It is estimated that over half the population is deficient in Vitamin D, most of them undiagnosed. A 2013 study in the International Journal of Health Sciences indicated that Vitamin D deficiency is associated with hypothyroidism. 92% of Hashimoto’s Thyroiditis patients were found to have Vitamin D deficiency in a 2011 scientific study.
Even when we are fortunate to have a doctor test our vitamin D to determine we are deficient, how much should we take? What is the optimal Vitamin D range? What is the best type of supplement to take and when?
Written by Angela Pifer, Clean & Lean Revolution
I often see a vitamin D supplement listed among the current supplements on my patient’s intake forms. After reviewing their past labs and assessing their dose, I don’t often see an appreciable increase reflected on their labs over time. They may have been taking 2000IU of vitamin D3 daily for the past two years and yet their labs only show a shift from 22ng/ml to 25ng/ml.
What I find is that they are usually taking a vitamin D3 supplement in a soft capsule form, often called a ‘gem,’ and they are taking it in the morning and not in the evening.
Many of my patients are surprised to learn that even though vitamin D is called a vitamin, vitamin D is really a hormone and not actually a vitamin. In fact, it is a fat soluble hormone.
For optimal absorption, the oral supplement “Vitamin” D3 is best taken as a liquid emulsion with dinner. A liquid emulsion is simply a vitamin D3 supplement suspended in a little fat. This is a fat soluble hormone, so taking this as a liquid emulsion improves the absorption and taking this with dinner, which often has the most fat of all the meals, improves the absorption as well. You’ll only need a tiny drop or two of the liquid emulsion on your tongue, as this usually has 1500IU or 2000IU of vitamin D3 per drop (check the label).
Since this is a hormone, it is best taken at night, because hormones are best absorbed at night.
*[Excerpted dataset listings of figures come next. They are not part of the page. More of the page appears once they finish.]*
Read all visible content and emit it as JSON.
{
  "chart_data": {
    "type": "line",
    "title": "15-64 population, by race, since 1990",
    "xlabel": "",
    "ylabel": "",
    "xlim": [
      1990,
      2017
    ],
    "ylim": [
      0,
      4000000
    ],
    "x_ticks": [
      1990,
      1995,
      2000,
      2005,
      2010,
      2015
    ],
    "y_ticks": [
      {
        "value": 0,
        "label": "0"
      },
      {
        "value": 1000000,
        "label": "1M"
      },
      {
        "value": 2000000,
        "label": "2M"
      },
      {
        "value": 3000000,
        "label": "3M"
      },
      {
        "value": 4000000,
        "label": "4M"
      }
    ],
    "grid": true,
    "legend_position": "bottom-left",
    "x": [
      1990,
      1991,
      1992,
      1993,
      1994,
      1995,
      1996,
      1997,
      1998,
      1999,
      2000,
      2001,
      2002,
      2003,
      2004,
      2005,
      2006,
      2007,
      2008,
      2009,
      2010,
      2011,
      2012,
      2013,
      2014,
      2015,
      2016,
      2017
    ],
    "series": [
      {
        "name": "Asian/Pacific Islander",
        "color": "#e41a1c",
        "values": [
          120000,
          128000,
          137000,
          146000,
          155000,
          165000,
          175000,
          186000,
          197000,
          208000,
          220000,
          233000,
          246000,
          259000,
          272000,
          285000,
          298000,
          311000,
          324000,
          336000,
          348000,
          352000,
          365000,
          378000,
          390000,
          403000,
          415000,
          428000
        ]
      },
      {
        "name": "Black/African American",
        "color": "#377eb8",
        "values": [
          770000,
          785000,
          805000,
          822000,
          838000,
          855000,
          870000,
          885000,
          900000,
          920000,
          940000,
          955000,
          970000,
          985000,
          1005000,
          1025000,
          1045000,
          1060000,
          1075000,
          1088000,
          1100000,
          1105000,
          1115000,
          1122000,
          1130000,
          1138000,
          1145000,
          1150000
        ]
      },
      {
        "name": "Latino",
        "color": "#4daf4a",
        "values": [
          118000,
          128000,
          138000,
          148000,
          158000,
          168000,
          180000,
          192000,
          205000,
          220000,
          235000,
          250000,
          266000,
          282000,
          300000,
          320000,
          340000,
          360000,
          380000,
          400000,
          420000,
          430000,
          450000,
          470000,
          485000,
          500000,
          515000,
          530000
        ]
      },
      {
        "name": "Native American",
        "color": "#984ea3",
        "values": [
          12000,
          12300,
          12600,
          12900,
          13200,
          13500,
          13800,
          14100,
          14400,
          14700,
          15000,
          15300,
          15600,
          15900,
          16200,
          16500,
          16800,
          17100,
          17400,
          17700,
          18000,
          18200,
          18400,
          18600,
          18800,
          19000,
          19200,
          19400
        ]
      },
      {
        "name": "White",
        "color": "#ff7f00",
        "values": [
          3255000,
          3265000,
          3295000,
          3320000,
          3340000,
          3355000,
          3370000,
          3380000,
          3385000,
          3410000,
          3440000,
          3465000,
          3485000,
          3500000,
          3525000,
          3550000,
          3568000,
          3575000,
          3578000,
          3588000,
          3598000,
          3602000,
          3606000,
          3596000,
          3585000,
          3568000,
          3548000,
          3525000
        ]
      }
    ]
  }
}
WHAT IS THE OPTIMAL VITAMIN D (25 OH) RANGE?
If you have had your vitamin D levels tests, your doctor most likely tested your 25-Hydroxy Vitamin D levels. On your lab this will be listed as “Vitamin D (25 OH)” or “25-Hydroxyvitamin D (25OHD),” or “25(OH)D,” but these are the same test. Even though the lab may report an adequate level of vitamin D as 25-30 ng/ml, the optimal vitamin D range is 45-65 ng/ml.
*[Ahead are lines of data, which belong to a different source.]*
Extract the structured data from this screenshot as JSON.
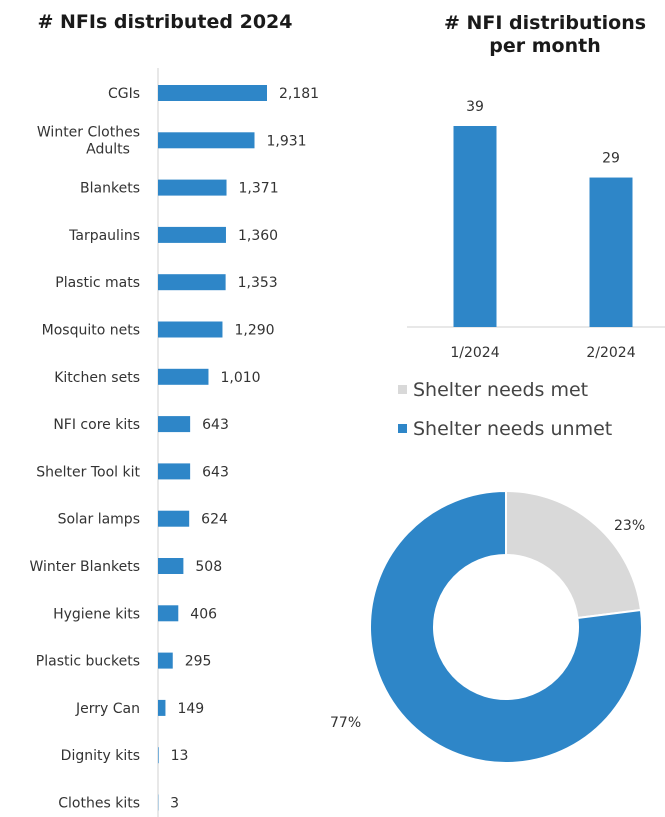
{
  "chart_data": [
    {
      "type": "bar",
      "orientation": "horizontal",
      "title": "# NFIs distributed 2024",
      "categories": [
        "CGIs",
        "Winter Clothes Adults",
        "Blankets",
        "Tarpaulins",
        "Plastic mats",
        "Mosquito nets",
        "Kitchen sets",
        "NFI core kits",
        "Shelter Tool kit",
        "Solar lamps",
        "Winter Blankets",
        "Hygiene kits",
        "Plastic buckets",
        "Jerry Can",
        "Dignity kits",
        "Clothes kits"
      ],
      "value_labels": [
        "2,181",
        "1,931",
        "1,371",
        "1,360",
        "1,353",
        "1,290",
        "1,010",
        "643",
        "643",
        "624",
        "508",
        "406",
        "295",
        "149",
        "13",
        "3"
      ],
      "values": [
        2181,
        1931,
        1371,
        1360,
        1353,
        1290,
        1010,
        643,
        643,
        624,
        508,
        406,
        295,
        149,
        13,
        3
      ],
      "color": "#2e86c8",
      "grid": false
    },
    {
      "type": "bar",
      "title": "# NFI distributions per month",
      "categories": [
        "1/2024",
        "2/2024"
      ],
      "values": [
        39,
        29
      ],
      "color": "#2e86c8",
      "grid": false
    },
    {
      "type": "pie",
      "donut": true,
      "legend_position": "top",
      "labels": [
        "Shelter needs met",
        "Shelter needs unmet"
      ],
      "values": [
        23,
        77
      ],
      "value_labels": [
        "23%",
        "77%"
      ],
      "colors": [
        "#d9d9d9",
        "#2e86c8"
      ]
    }
  ]
}
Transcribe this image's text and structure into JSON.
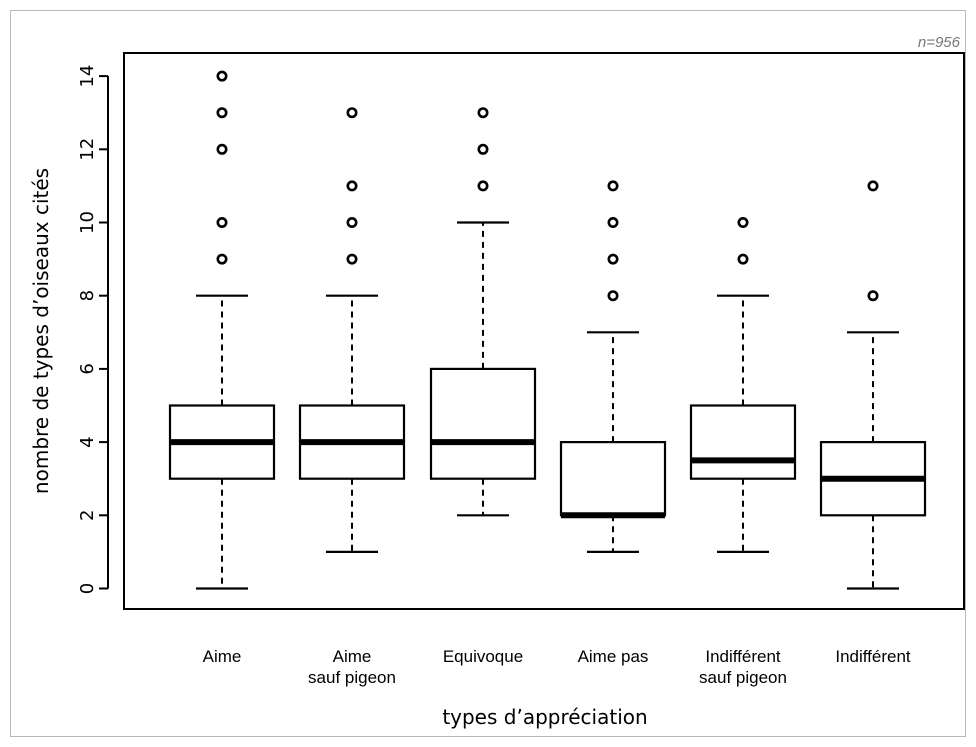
{
  "note": "n=956",
  "chart_data": {
    "type": "boxplot",
    "xlabel": "types d’appréciation",
    "ylabel": "nombre de types d’oiseaux cités",
    "ylim": [
      -0.6,
      14.6
    ],
    "yticks": [
      0,
      2,
      4,
      6,
      8,
      10,
      12,
      14
    ],
    "grid": false,
    "categories": [
      [
        "Aime"
      ],
      [
        "Aime",
        "sauf pigeon"
      ],
      [
        "Equivoque"
      ],
      [
        "Aime pas"
      ],
      [
        "Indifférent",
        "sauf pigeon"
      ],
      [
        "Indifférent"
      ]
    ],
    "boxes": [
      {
        "whisker_low": 0,
        "q1": 3,
        "median": 4,
        "q3": 5,
        "whisker_high": 8,
        "outliers": [
          9,
          10,
          12,
          13,
          14
        ]
      },
      {
        "whisker_low": 1,
        "q1": 3,
        "median": 4,
        "q3": 5,
        "whisker_high": 8,
        "outliers": [
          9,
          10,
          11,
          13
        ]
      },
      {
        "whisker_low": 2,
        "q1": 3,
        "median": 4,
        "q3": 6,
        "whisker_high": 10,
        "outliers": [
          11,
          12,
          13
        ]
      },
      {
        "whisker_low": 1,
        "q1": 2,
        "median": 2,
        "q3": 4,
        "whisker_high": 7,
        "outliers": [
          8,
          9,
          10,
          11
        ]
      },
      {
        "whisker_low": 1,
        "q1": 3,
        "median": 3.5,
        "q3": 5,
        "whisker_high": 8,
        "outliers": [
          9,
          10
        ]
      },
      {
        "whisker_low": 0,
        "q1": 2,
        "median": 3,
        "q3": 4,
        "whisker_high": 7,
        "outliers": [
          8,
          11
        ]
      }
    ]
  }
}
WHAT DOSE SHOULD YOU TAKE?
In addition to taking a vitamin D3 liquid emulsion at night, taking the right dose to raise your Vitamin D (25 OH) levels up to your goal is also important. A few small studies have shown that 2000IU vitamin D3 taken over three months, will raise Vitamin D (25 OH) levels by 20ng/ml. This may be the reason that many doctors prescribe this dose. Clinically, this doesn’t play out. Some people will need a lot more vitamin D to raise their levels over time.
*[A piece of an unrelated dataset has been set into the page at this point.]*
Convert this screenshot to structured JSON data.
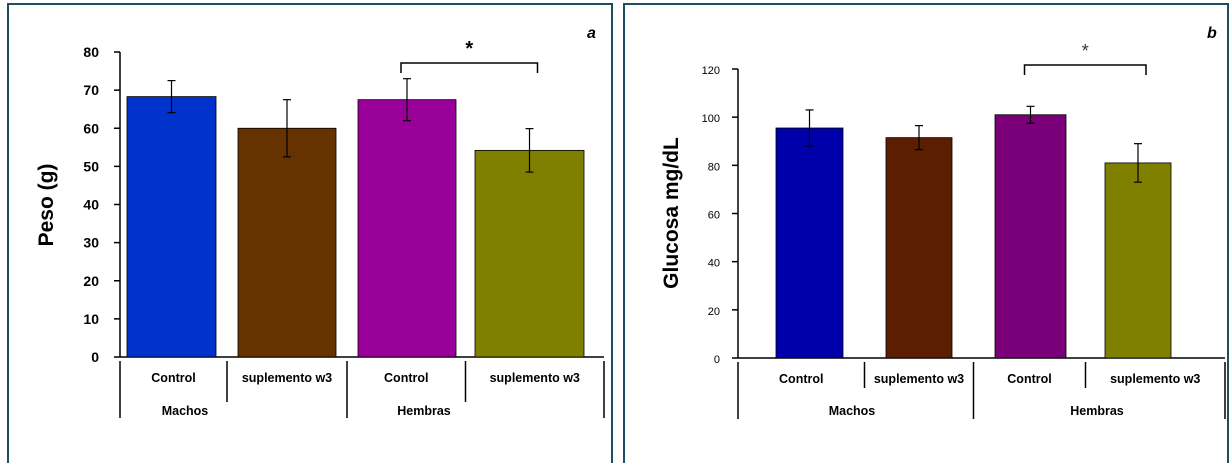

If your Vitamin D (25 OH) is 25ng/ml and your goal is 45ng/ml, move to a liquid emulsion, taken with dinner and try a 2000-4000IU dose for six months and then retest. Assess how much your vitamin D level moved during that duration and then work with a licensed health care provider to reassess your dose. Once you reach your desired level, you will likely need 1000-2000IU vitamin D3 a day to maintain these levels.
You can use the chart, which offers guidelines for dosing, based on where you are starting and where you want to go. I have found these dosages to be more relevant clinically.
Vitamin D3 should never be taken alone. Always take a combination Vitamin D3/ Vitamin K2 liquid emulsion. This is because vitamin D3 improves calcium absorption across the GI tract and vitamin K2 is the cofactor needed to transfer calcium into your bones, and not your arteries.